Date de sortie française : 1er juillet 2015

Synopsis
Derrière les mélodies irrésistibles des Beach Boys, il y a Brian Wilson, qu’une enfance compliquée a rendu schizophrène. Paul Dano ressuscite son génie musical, John Cusack ses années noires, et l’histoire d’amour qui le sauvera.

Ce film qui retrace, à travers deux acteurs (Paul DANO et John CUSACK), la vie mouvementée de Brian Wilson, promet d’être brillant mais surtout assez frais pour nous donner envie d’aller à la plage et se diriger enfin vers les vacances !

love & MercyA propos du film
Love & Mercy, « est un film sur la quête identitaire qui est ici explorée à travers l’incroyable personnalité de Brian Wilson. Brian est reconnu comme un musicien de génie, mais le film tente de mieux comprendre qui il est et ce qui l’a animé, y compris dans son combat contre la maladie mentale ».

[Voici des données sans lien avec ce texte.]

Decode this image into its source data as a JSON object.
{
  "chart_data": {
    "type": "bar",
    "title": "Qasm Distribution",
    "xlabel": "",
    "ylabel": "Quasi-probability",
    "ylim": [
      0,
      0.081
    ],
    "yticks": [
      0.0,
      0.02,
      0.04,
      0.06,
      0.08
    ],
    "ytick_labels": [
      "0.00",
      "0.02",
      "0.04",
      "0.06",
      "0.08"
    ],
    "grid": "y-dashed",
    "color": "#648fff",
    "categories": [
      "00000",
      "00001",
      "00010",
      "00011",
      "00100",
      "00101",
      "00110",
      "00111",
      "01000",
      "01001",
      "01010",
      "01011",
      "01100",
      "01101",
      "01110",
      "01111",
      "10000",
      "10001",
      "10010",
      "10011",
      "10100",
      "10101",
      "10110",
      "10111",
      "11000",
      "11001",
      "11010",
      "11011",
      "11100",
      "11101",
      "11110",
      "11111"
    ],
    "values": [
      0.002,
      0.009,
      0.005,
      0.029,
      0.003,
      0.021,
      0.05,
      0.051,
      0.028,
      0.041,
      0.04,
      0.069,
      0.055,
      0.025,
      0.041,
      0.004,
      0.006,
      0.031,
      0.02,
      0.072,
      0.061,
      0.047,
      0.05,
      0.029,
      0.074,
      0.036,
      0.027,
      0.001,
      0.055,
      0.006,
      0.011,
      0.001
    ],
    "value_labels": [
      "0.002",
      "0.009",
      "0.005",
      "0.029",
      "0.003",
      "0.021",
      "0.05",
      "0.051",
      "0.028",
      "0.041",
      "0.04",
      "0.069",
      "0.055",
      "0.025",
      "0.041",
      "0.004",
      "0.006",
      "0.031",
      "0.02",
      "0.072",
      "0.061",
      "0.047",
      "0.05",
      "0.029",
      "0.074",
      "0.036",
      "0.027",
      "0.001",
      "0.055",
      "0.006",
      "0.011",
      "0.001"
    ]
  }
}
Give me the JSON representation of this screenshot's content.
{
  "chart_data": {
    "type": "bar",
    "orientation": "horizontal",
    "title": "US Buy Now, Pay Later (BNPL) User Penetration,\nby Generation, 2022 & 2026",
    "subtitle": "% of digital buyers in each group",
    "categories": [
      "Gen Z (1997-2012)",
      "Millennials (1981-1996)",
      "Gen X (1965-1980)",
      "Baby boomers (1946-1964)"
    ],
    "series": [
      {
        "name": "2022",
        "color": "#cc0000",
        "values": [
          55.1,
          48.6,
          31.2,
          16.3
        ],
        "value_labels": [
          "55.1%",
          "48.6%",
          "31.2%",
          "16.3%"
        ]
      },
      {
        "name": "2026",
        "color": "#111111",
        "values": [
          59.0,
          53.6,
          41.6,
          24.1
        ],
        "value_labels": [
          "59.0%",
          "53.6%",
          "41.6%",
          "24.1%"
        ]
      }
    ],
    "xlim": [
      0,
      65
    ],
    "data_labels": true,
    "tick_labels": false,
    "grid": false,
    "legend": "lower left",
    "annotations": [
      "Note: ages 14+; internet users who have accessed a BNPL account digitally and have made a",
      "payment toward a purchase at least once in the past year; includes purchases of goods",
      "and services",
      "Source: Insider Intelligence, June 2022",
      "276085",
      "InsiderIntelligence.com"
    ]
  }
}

Le film n’est donc pas seulement un « biopic de célébrité » mais bel et bien un film sur l’être humain plein de luttes intérieures qu’est Brian Wilson. « Nous voulions aussi montrer comment on traite les gens qui vivent ce genre de difficultés », montrer « comment certains peuvent profiter de gens comme Brian et comment leur famille ne sait généralement pas comment faire avec eux ». On peut vraiment voir à travers le film à quel point la famille et l’entourage de Brian était dépassé par la situation et sa maladie. Pendant les passages des années 60, le point de vue adopté est celui de Brian, mais lorsqu’on est dans les années 80, on passe dans un point de vue externe à la situation, celui de Melinda (Elizabeth BANKS). Cela permet concrètement de comprendre comment Brian est devenu ce qu’il est.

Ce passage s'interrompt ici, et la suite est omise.